Swami and I looked at each other kind of wondering “What’s love got to do with it?”

“The hate of the past few years is gone. The love was cooking, now it seems it is served.”

Swami and I still confused. Love, Hate, Cooking and Investing. We just weren’t getting it.

Finally Swami had just one question “So?” Our confused state of mind was amply clear to our broker friend from the question itself. He finally obliged with some explanation.

“Well – it does look like there is increased participation in the markets from individual investors now. Which is great. But I hope it is not out of love.”

We were finally getting some of what Jigneshbhai was trying to say.

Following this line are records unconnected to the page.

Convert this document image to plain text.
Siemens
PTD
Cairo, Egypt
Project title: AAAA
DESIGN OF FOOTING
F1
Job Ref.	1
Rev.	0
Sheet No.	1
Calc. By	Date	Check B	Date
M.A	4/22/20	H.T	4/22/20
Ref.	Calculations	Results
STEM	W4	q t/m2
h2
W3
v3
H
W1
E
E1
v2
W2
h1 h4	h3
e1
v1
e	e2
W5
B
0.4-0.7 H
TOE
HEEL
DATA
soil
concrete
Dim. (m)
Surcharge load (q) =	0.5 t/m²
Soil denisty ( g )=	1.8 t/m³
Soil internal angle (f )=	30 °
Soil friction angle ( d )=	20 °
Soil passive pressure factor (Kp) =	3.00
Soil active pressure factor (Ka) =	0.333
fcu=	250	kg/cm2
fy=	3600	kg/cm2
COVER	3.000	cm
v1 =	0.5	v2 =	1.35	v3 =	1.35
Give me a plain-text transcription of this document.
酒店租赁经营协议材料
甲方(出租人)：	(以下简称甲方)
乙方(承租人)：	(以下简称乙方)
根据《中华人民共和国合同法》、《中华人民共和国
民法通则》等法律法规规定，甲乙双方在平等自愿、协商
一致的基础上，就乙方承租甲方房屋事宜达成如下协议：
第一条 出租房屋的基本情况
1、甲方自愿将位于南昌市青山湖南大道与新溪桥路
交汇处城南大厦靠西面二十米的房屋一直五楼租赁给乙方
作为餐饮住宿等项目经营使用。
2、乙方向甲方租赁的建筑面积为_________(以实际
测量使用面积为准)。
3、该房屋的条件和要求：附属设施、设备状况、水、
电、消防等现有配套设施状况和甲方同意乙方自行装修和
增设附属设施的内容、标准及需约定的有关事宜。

The quotes he was reading from did seem to indicate that individual investors were putting in money in the markets faster and in greater amounts than earlier. More money in SIPs, more money in IPOs, and lesser impact of foreigners’ money seemed to suggest that.

As we were musing over the apprehensions of our broker friend, he continued speaking.

“Because even if you love the markets, it won’t love you back. This kind of love can quickly turn into hate with the slightest mishap.”

That got Swami and I thinking about our broker friend’s skepticism.

The old man in the sprawling bungalow who was listening to our conversation walked over to our table. He always spoke cryptically, and this time was no different, albeit a bit clearer.

“Don’t love the markets. If there’s no love, there’s no hate. And if there’s no hate, there’s no dhokha. Go by your long-term plan, love it and stick to it, so that there is no love, hate or dhokha with the markets.”